Pero Leto sabía que la señal era verdadera. Notó el ozono pero no había ninguna picazón en el aire a su alrededor Tariq usaba un pseudoescudo en el desierto, un arma desarrollada exclusivamente para Arrakis. El Efecto Holtzmann atraería a un gusano, haciéndolo enloquecer al mismo tiempo. Nada podría detener a un tal gusano… ni agua, ni la presencia de una trucha de arena… absolutamente nada. Sí, el muchacho había plantado el instrumento en la ladera de la duna, y estaba empezando a alejarse de la zona peligrosa. Leto saltó de la cresta de la duna, oyendo a su padre gritar su protesta. Pero el terrible ímpetu de los amplificados músculos de Leto impulsó su cuerpo como un misil. Una mano tendida aferró el cuello del destiltraje de Tariq, la otra restalló para agarrar al condenado muchacho por la cintura. Se oyó un solo crujido cuando el cuello se partió. Leto rodó por el suelo, guiando a su cuerpo como un instrumento delicadamente equilibrado hasta el lugar exacto donde el pseudoescudo había sido enterrado en la arena. Sus dedos excavaron con potente fuerza hasta poner al descubierto el instrumento; lo sacó y lo arrojó lejos de ellos, hacia el sur.

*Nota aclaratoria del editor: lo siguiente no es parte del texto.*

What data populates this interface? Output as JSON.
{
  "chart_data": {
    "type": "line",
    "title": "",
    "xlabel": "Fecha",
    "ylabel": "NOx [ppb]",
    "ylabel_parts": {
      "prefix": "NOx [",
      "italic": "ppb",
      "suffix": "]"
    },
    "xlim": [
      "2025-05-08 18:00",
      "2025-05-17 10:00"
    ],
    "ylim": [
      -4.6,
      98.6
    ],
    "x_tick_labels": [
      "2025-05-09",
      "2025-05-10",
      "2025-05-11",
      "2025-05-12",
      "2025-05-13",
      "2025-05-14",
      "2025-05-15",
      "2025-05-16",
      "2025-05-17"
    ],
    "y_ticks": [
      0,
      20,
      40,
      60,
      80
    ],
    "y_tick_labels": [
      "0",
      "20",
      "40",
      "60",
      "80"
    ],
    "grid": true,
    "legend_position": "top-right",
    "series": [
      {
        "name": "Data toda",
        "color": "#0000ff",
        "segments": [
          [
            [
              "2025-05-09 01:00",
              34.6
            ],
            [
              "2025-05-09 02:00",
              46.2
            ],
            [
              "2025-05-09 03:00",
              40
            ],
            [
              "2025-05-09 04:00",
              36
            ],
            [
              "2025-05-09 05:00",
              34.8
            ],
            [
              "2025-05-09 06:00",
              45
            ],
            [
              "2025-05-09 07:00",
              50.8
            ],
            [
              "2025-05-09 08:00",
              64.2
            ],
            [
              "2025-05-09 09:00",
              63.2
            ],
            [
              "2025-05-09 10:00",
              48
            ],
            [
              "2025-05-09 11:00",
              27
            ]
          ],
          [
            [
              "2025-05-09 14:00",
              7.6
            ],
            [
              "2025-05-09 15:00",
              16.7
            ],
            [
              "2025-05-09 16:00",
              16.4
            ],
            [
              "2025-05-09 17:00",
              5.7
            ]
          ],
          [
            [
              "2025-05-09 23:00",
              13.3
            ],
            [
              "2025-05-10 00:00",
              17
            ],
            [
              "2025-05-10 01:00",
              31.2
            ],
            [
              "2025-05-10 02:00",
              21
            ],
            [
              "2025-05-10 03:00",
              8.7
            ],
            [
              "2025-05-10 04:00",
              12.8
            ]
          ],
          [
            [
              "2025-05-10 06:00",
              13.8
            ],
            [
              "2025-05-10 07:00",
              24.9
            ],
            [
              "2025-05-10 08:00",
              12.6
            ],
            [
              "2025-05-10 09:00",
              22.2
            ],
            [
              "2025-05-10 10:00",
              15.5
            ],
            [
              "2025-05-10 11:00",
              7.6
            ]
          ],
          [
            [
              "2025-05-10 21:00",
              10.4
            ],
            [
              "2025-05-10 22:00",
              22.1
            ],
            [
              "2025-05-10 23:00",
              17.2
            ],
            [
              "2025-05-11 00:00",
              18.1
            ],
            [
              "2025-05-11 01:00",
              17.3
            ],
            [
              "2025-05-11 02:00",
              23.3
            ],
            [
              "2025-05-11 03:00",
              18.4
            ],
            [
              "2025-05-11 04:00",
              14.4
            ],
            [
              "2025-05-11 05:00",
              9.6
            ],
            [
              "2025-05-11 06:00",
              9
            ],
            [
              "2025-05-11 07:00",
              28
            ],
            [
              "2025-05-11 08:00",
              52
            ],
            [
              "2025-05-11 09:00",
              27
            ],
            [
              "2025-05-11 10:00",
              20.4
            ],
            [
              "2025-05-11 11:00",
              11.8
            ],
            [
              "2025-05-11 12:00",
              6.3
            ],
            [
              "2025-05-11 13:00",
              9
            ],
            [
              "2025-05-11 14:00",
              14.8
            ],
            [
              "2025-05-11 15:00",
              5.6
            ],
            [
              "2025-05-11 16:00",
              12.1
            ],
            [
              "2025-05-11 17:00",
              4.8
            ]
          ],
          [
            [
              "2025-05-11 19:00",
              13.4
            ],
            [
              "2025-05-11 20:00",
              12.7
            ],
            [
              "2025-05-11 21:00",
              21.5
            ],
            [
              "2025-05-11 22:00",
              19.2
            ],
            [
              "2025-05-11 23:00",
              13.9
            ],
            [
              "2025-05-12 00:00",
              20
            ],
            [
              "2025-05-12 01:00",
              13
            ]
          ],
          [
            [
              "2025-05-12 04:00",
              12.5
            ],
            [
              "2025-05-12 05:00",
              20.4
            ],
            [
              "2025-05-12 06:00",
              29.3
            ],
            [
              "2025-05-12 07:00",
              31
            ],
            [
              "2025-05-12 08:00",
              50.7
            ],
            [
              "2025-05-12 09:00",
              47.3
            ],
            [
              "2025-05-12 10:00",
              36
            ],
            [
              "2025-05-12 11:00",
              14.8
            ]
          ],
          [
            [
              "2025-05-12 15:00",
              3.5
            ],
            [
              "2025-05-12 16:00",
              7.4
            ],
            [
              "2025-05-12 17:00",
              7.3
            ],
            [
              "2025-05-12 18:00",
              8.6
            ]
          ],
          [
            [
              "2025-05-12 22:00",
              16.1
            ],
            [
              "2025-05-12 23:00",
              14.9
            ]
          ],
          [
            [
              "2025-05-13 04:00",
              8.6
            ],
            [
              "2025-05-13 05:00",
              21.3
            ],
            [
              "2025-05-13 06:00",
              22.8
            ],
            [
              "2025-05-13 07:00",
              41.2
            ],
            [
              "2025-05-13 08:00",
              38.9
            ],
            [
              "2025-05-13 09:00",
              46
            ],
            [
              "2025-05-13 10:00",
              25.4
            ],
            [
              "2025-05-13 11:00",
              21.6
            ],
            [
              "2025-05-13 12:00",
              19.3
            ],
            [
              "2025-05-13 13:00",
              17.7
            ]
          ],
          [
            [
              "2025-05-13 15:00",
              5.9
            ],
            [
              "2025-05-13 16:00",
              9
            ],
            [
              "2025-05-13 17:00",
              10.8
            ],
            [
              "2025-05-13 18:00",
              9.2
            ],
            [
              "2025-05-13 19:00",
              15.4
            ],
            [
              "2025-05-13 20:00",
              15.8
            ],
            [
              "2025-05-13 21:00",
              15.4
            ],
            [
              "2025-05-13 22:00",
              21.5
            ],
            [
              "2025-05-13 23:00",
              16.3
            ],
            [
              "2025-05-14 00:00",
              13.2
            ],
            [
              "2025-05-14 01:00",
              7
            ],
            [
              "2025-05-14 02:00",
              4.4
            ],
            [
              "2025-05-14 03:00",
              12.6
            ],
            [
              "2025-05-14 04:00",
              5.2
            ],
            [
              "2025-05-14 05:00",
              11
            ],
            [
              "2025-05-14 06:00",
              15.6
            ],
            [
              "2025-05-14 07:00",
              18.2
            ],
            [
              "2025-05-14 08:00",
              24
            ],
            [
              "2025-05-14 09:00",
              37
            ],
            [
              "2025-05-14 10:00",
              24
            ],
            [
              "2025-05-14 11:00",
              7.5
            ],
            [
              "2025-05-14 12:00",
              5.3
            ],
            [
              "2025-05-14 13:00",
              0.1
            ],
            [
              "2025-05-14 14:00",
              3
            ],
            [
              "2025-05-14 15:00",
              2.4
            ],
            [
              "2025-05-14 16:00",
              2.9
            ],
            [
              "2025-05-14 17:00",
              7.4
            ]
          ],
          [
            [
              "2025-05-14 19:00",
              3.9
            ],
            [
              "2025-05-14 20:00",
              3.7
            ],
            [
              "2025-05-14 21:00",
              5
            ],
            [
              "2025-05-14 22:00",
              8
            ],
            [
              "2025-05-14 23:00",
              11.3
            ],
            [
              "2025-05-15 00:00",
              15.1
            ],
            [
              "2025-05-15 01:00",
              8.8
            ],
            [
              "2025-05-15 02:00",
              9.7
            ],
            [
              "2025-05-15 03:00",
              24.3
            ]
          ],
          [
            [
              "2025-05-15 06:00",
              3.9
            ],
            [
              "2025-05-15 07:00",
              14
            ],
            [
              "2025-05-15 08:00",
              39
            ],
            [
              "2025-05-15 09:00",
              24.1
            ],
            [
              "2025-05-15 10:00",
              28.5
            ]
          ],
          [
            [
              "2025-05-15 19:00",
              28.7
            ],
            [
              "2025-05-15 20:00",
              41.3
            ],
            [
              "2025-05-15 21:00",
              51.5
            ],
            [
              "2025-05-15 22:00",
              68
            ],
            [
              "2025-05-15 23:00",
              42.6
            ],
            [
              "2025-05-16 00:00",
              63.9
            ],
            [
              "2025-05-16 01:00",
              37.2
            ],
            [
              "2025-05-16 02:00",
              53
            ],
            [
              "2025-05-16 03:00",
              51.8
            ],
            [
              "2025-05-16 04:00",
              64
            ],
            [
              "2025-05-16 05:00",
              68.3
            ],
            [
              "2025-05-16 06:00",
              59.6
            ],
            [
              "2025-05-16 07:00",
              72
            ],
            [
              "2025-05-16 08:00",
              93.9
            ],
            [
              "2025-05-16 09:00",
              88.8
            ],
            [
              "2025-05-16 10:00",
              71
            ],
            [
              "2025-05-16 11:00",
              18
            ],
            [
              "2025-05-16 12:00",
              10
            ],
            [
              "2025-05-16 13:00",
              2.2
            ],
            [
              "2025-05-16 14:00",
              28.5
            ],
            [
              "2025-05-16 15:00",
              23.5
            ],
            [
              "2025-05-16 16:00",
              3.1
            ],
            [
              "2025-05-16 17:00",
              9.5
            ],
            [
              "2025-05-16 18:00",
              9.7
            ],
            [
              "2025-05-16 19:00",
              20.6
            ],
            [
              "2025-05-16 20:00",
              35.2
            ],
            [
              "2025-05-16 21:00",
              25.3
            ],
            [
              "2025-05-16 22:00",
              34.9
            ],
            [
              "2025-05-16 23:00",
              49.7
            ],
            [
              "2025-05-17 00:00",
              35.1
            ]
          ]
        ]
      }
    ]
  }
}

Poco después le llegó un gran siseo procedente del desierto, seguido de un intenso fragor allá donde había ido a caer el pseudoescudo. Luego el fragor disminuyó, y se hizo de nuevo el silencio.
Leto alzó la vista hacia la cima de la duna, donde su padre permanecía inmóvil, todavía desafiante, pero vencido. Aquel era Paul Muad’Dib, ciego, furioso, cerca de la desesperación como consecuencia de su huida de la visión que Leto había aceptado. La mente de Paul podía reflexionar ahora en el Long Koan Zensunni:
«En aquel acto de predicción de un futuro exacto, Muad’Dib introdujo un elemento de desarrollo y evolución propio de la verdadera presciencia a través de la cual veía la existencia humana. Haciendo esto, derramó la incertidumbre sobre él. Buscando lo absoluto de una predicción ordenada, amplificó el desorden, distorsionó la predicción».
Regresando a la cresta de la duna de un solo salto, Leto dijo:
—Ahora yo soy tu guía.
—¡Nunca!
—¿Prefieres regresar a Shuloch? Incluso aunque te dieran la bienvenida viéndote llegar sin Tariq, ¿dónde está ahora Shuloch? ¿Pueden verlo tus
ojos
?
Paul afrontó entonces a su hijo, clavando sus vacías órbitas en Leto.
—¿Conoces realmente el universo que has creado aquí?
Leto captó el particular énfasis. La visión que ambos sabían había iniciado allí con aquel terrible movimiento había requerido un acto de creación en un determinado
punto
en el tiempo. Debido a aquel momento, todo el universo consciente compartía una perspectiva lineal del tiempo que poseía características de ordenada progresión. Habían entrado en aquel tiempo como si hubieran saltado de un vehículo en movimiento, y tan sólo habían podido hacerlo de aquella manera.